The film, says the memo, “appears in the context of ongoing efforts to bring a criminal prosecution against WikiLeaks and Julian Assange for exposing the activities of the Pentagon and the US State Department.” Assange is also facing extradition to Sweden over sexual allegations.  

It further points out that the film was based on two books “both written by people who had personal and legal disputes with WikiLeaks.” Another way to put it might that those books were written by “people who disagree with WikiLeaks,” or at least with Assange.

The books are Domscheit-Berg’s Inside WikiLeaks: My Time with Julian Assange at the World’s Most Dangerous Website and WikiLeaks: Inside Julian Assange’s War on Secrecy by the Guardian’s David Leigh and Luke Harding.

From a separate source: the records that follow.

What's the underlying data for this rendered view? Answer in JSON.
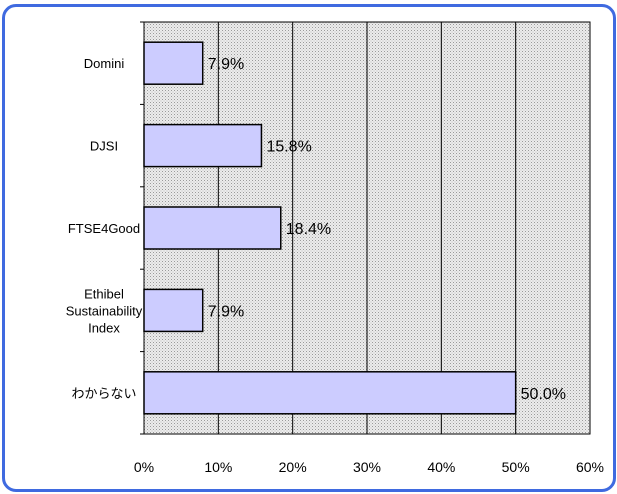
{
  "chart_data": {
    "type": "bar",
    "orientation": "horizontal",
    "categories": [
      [
        "Domini"
      ],
      [
        "DJSI"
      ],
      [
        "FTSE4Good"
      ],
      [
        "Ethibel",
        "Sustainability",
        "Index"
      ],
      [
        "わからない"
      ]
    ],
    "values": [
      7.9,
      15.8,
      18.4,
      7.9,
      50.0
    ],
    "data_labels": [
      "7.9%",
      "15.8%",
      "18.4%",
      "7.9%",
      "50.0%"
    ],
    "xlim": [
      0,
      60
    ],
    "xticks": [
      0,
      10,
      20,
      30,
      40,
      50,
      60
    ],
    "xtick_labels": [
      "0%",
      "10%",
      "20%",
      "30%",
      "40%",
      "50%",
      "60%"
    ],
    "title": "",
    "xlabel": "",
    "ylabel": "",
    "grid": "vertical",
    "legend": "none",
    "colors": {
      "bar_fill": "#ccccff",
      "bar_stroke": "#000000",
      "plot_background": "#e6e6e6",
      "frame_border": "#3f6ae0"
    }
  }
}
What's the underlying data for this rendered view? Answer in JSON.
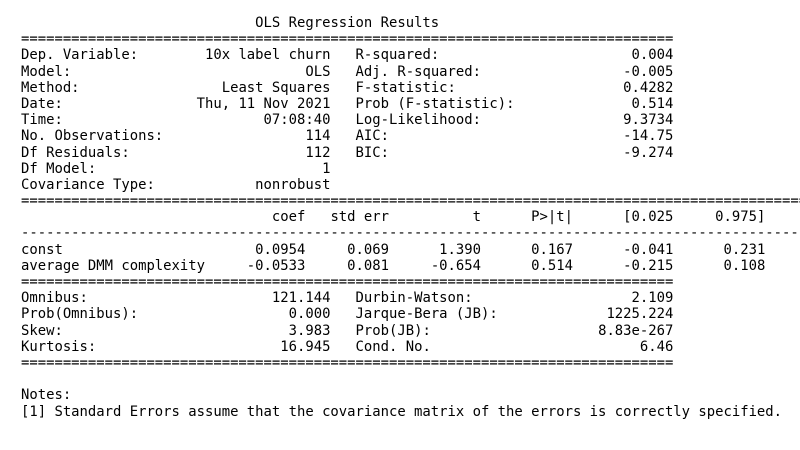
{
  "title": "OLS Regression Results",
  "rules": {
    "double_short": "==============================================================================",
    "double_long": "==============================================================================================",
    "single_long": "----------------------------------------------------------------------------------------------"
  },
  "model_info": {
    "left": [
      {
        "label": "Dep. Variable:",
        "value": "10x label churn"
      },
      {
        "label": "Model:",
        "value": "OLS"
      },
      {
        "label": "Method:",
        "value": "Least Squares"
      },
      {
        "label": "Date:",
        "value": "Thu, 11 Nov 2021"
      },
      {
        "label": "Time:",
        "value": "07:08:40"
      },
      {
        "label": "No. Observations:",
        "value": "114"
      },
      {
        "label": "Df Residuals:",
        "value": "112"
      },
      {
        "label": "Df Model:",
        "value": "1"
      },
      {
        "label": "Covariance Type:",
        "value": "nonrobust"
      }
    ],
    "right": [
      {
        "label": "R-squared:",
        "value": "0.004"
      },
      {
        "label": "Adj. R-squared:",
        "value": "-0.005"
      },
      {
        "label": "F-statistic:",
        "value": "0.4282"
      },
      {
        "label": "Prob (F-statistic):",
        "value": "0.514"
      },
      {
        "label": "Log-Likelihood:",
        "value": "9.3734"
      },
      {
        "label": "AIC:",
        "value": "-14.75"
      },
      {
        "label": "BIC:",
        "value": "-9.274"
      }
    ]
  },
  "coef_table": {
    "headers": [
      "coef",
      "std err",
      "t",
      "P>|t|",
      "[0.025",
      "0.975]"
    ],
    "rows": [
      {
        "name": "const",
        "values": [
          "0.0954",
          "0.069",
          "1.390",
          "0.167",
          "-0.041",
          "0.231"
        ]
      },
      {
        "name": "average DMM complexity",
        "values": [
          "-0.0533",
          "0.081",
          "-0.654",
          "0.514",
          "-0.215",
          "0.108"
        ]
      }
    ]
  },
  "diagnostics": {
    "left": [
      {
        "label": "Omnibus:",
        "value": "121.144"
      },
      {
        "label": "Prob(Omnibus):",
        "value": "0.000"
      },
      {
        "label": "Skew:",
        "value": "3.983"
      },
      {
        "label": "Kurtosis:",
        "value": "16.945"
      }
    ],
    "right": [
      {
        "label": "Durbin-Watson:",
        "value": "2.109"
      },
      {
        "label": "Jarque-Bera (JB):",
        "value": "1225.224"
      },
      {
        "label": "Prob(JB):",
        "value": "8.83e-267"
      },
      {
        "label": "Cond. No.",
        "value": "6.46"
      }
    ]
  },
  "notes": {
    "heading": "Notes:",
    "items": [
      "[1] Standard Errors assume that the covariance matrix of the errors is correctly specified."
    ]
  }
}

Leigh, who led the Guardian team who worked through WikiLeaks’ documents, fell out with Assange when the paper reported on the sexual assault accusations against him in Sweden. Domscheit-Berg’s clashes with WikiLeaks are well-documented and listed again in a large section of the memo.

While there may be a few details to take exception to in this memo, by and large it comes off as a legitimate attempt to discriminate between a complex reality and a less complex fictional narrative universe.

It is worth noting, however, that WikiLeaks has done little since its release of the diplomatic cable in 2010, despite its protestations to the contrary in the memo. Its largest “leak” since that time, the so-called Kissinger cables, are an aggregation of previously available materials. As Forbes’ Andy Greenberg put it, “ Lately, (WikiLeaks) has been acting more like radical librarians.” There’s value in it, certainly. But it’s no longer earthshaking.

In fact, most of what the organization seems to do these days is, well, release memos debunking films, issues statements on active leakers like Edward Snowden, and other measures to preserve its legacy and to secure Assange from prosecution both in the United States and Sweden.

Onlookers might be excused for thinking that the story of WikiLeaks as a relevant organization active in its original mission is largely fiction.

The Daily Dot requested comment from both WikiLeaks and the representatives of the filmmaker.